There was the 4 point mule deer buck that I saw on the first morning of the season. "Beautiful buck" I had thought, "but too early to tag out now". Then there was the nice pair of white-tails we saw while retrieving Whitney's buck. I had stood there in the rain with my cross hairs on the larger of the pair. "No, one buck is enough to deal with today" I had thought to myself. Next there was another nice muley that I saw on a ridge after riding my mare seven miles behind a gate. The muley was a nice tall fork or maybe three point, but "not big enough for this far back" I had thought. And lastly there was the big white-tail I had seen, the one that I really wanted. I had gotten up extra early that day and driven an hour and a half to get to the gate I wanted to hunt behind. I hiked for two hours to get to the spot I wanted to hunt even though it was 15 degrees when I left the truck. I spent all morning working slowly through the bowl with no luck, and finally stopped for lunch. It was still only about 20 degrees out with a stiff wind and it didn't take long for me to get cold sitting down. I decided to hike up the ridge to warm up and see if there was anything up there. I took about a dozen slow stiff steps and then looked up. The buck rose out of his bed like a bird flushing out of the grass. As he lept I had time to watch him turn broadside before landing and taking one more leap. That was all I saw, but it was enough. He had a wide, tall rack: a big 4 point at least maybe 5. A big body, mature white-tail buck, one that any hunter would be proud of. I had only seen him for about a half a second, but I spent the next two full days searching for him. At the end of that second day I had hiked over ten miles and still only had the one glimpse of the buck. I decided to try a new place, but that buck still haunted me.

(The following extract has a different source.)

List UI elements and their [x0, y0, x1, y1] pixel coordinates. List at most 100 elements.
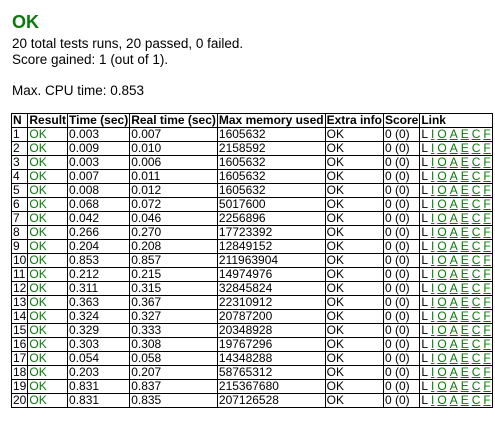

So now here I was, on my last hunting day with evening drawing near watching the does graze. The question entered my mind: Are you hunting for meat or a nice rack? This time I was hunting meat. Having eaten nearly all the venison in our freezer it was time for me to fill my tag. And as I sat there looking back on another great hunting season, the young white-tail stepped out of the timber and paused. I raised my rifle, steadied the cross hairs behind the shoulder, exhaled and squeezed the trigger.

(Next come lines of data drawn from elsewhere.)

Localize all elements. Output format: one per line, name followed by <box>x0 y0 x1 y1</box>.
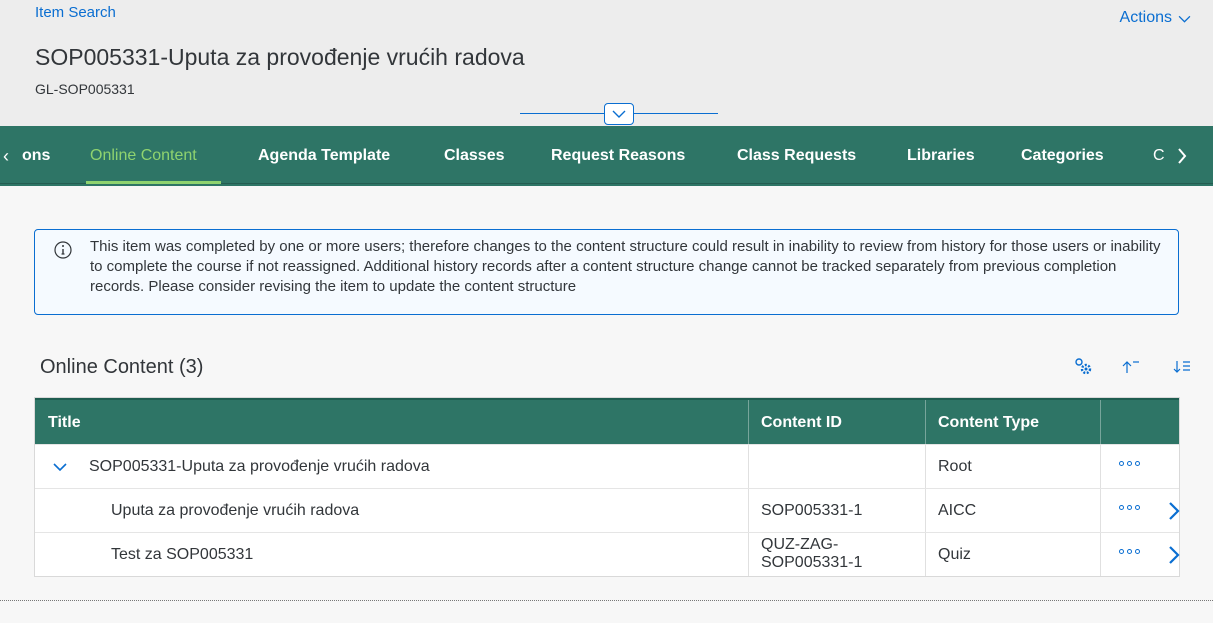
more-options-icon[interactable] <box>1119 461 1140 466</box>
column-header-content-type[interactable]: Content Type <box>938 414 1039 432</box>
actions-menu-button[interactable]: Actions <box>1120 9 1191 27</box>
page-title: SOP005331-Uputa za provođenje vrućih rad… <box>35 44 525 70</box>
cell-content-id: QUZ-ZAG- SOP005331-1 <box>761 536 862 572</box>
chevron-down-icon <box>612 110 626 118</box>
cell-content-id-line: SOP005331-1 <box>761 554 863 571</box>
settings-icon[interactable] <box>1070 356 1096 378</box>
collapse-line-right <box>634 113 718 114</box>
column-divider <box>748 533 749 576</box>
navigate-chevron-right-icon[interactable] <box>1167 501 1181 521</box>
info-message-strip: This item was completed by one or more u… <box>34 229 1179 315</box>
tab-scroll-left-icon[interactable]: ‹ <box>3 146 9 167</box>
cell-content-type: AICC <box>938 502 977 519</box>
chevron-down-icon[interactable] <box>53 462 67 472</box>
cell-title: Test za SOP005331 <box>111 546 254 563</box>
tab-online-content[interactable]: Online Content <box>90 147 197 165</box>
tab-partial-left[interactable]: ons <box>22 147 50 165</box>
column-header-content-id[interactable]: Content ID <box>761 414 842 432</box>
tab-class-requests[interactable]: Class Requests <box>737 147 856 165</box>
selected-tab-indicator <box>86 181 221 184</box>
actions-label: Actions <box>1119 9 1172 26</box>
info-icon <box>54 241 72 259</box>
collapse-header-button[interactable] <box>604 103 634 125</box>
column-divider <box>925 489 926 532</box>
cell-content-id-line: QUZ-ZAG- <box>761 536 839 553</box>
column-divider <box>748 445 749 488</box>
column-divider <box>748 489 749 532</box>
object-page-header: Item Search Actions SOP005331-Uputa za p… <box>0 0 1213 126</box>
column-divider <box>1100 489 1101 532</box>
tab-libraries[interactable]: Libraries <box>907 147 975 165</box>
table-row[interactable]: SOP005331-Uputa za provođenje vrućih rad… <box>35 444 1179 488</box>
tab-request-reasons[interactable]: Request Reasons <box>551 147 685 165</box>
online-content-table: Title Content ID Content Type SOP005331-… <box>34 397 1180 577</box>
column-header-title[interactable]: Title <box>48 414 81 432</box>
column-divider <box>1100 533 1101 576</box>
table-row[interactable]: Uputa za provođenje vrućih radova SOP005… <box>35 488 1181 532</box>
column-divider <box>925 445 926 488</box>
tab-classes[interactable]: Classes <box>444 147 505 165</box>
navigate-chevron-right-icon[interactable] <box>1167 545 1181 565</box>
breadcrumb-item-search[interactable]: Item Search <box>35 4 116 21</box>
cell-content-type: Root <box>938 458 972 475</box>
collapse-line-left <box>520 113 604 114</box>
footer-divider <box>0 600 1213 601</box>
more-options-icon[interactable] <box>1119 549 1140 554</box>
tab-scroll-right-icon[interactable] <box>1172 143 1192 169</box>
info-message-text: This item was completed by one or more u… <box>90 238 1161 295</box>
sort-list-icon[interactable] <box>1170 356 1194 378</box>
more-options-icon[interactable] <box>1119 505 1140 510</box>
section-title: Online Content (3) <box>40 356 204 378</box>
page-subtitle: GL-SOP005331 <box>35 81 135 97</box>
table-header: Title Content ID Content Type <box>35 398 1179 444</box>
tab-agenda-template[interactable]: Agenda Template <box>258 147 390 165</box>
column-divider <box>1100 400 1101 444</box>
table-row[interactable]: Test za SOP005331 QUZ-ZAG- SOP005331-1 Q… <box>35 532 1181 576</box>
column-divider <box>1100 445 1101 488</box>
chevron-down-icon <box>1178 15 1191 23</box>
cell-title: SOP005331-Uputa za provođenje vrućih rad… <box>89 458 430 475</box>
tab-partial-right[interactable]: C <box>1153 147 1165 165</box>
cell-content-type: Quiz <box>938 546 971 563</box>
column-divider <box>748 400 749 444</box>
sort-ascending-icon[interactable] <box>1118 356 1144 378</box>
column-divider <box>925 400 926 444</box>
cell-content-id: SOP005331-1 <box>761 502 863 519</box>
column-divider <box>925 533 926 576</box>
tab-categories[interactable]: Categories <box>1021 147 1104 165</box>
cell-title: Uputa za provođenje vrućih radova <box>111 502 360 519</box>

To my dismay, the buck did not lay down in his tracks as is always my goal. My shot must have gone wide because instead, this one spun and ran back into the brush. I stood there watching sadly while night came on dark and fast. After marking the last spot I saw him with my orange hat, I walked back to the truck to get another flashlight and call for back up. I felt terrible, I've never lost a wounded deer yet, and I sure didn't want to now. Whitney came out and we spent the next two hours of the pitch black night searching in the thick brush with flashlights and head lamps. We finally, and thankfully located the dead buck, but not without some real doubts. After I thanked the buck for his sacrifice, I dressed and cleaned him, and as I dragged him back to the truck I breathed a heavy sigh of relief. I had filled my tag and we had recovered the buck and that's what really mattered. It didn't matter that this buck was only a fork, because after all you can't eat the antlers and I know the big bucks are still out there. Somewhere.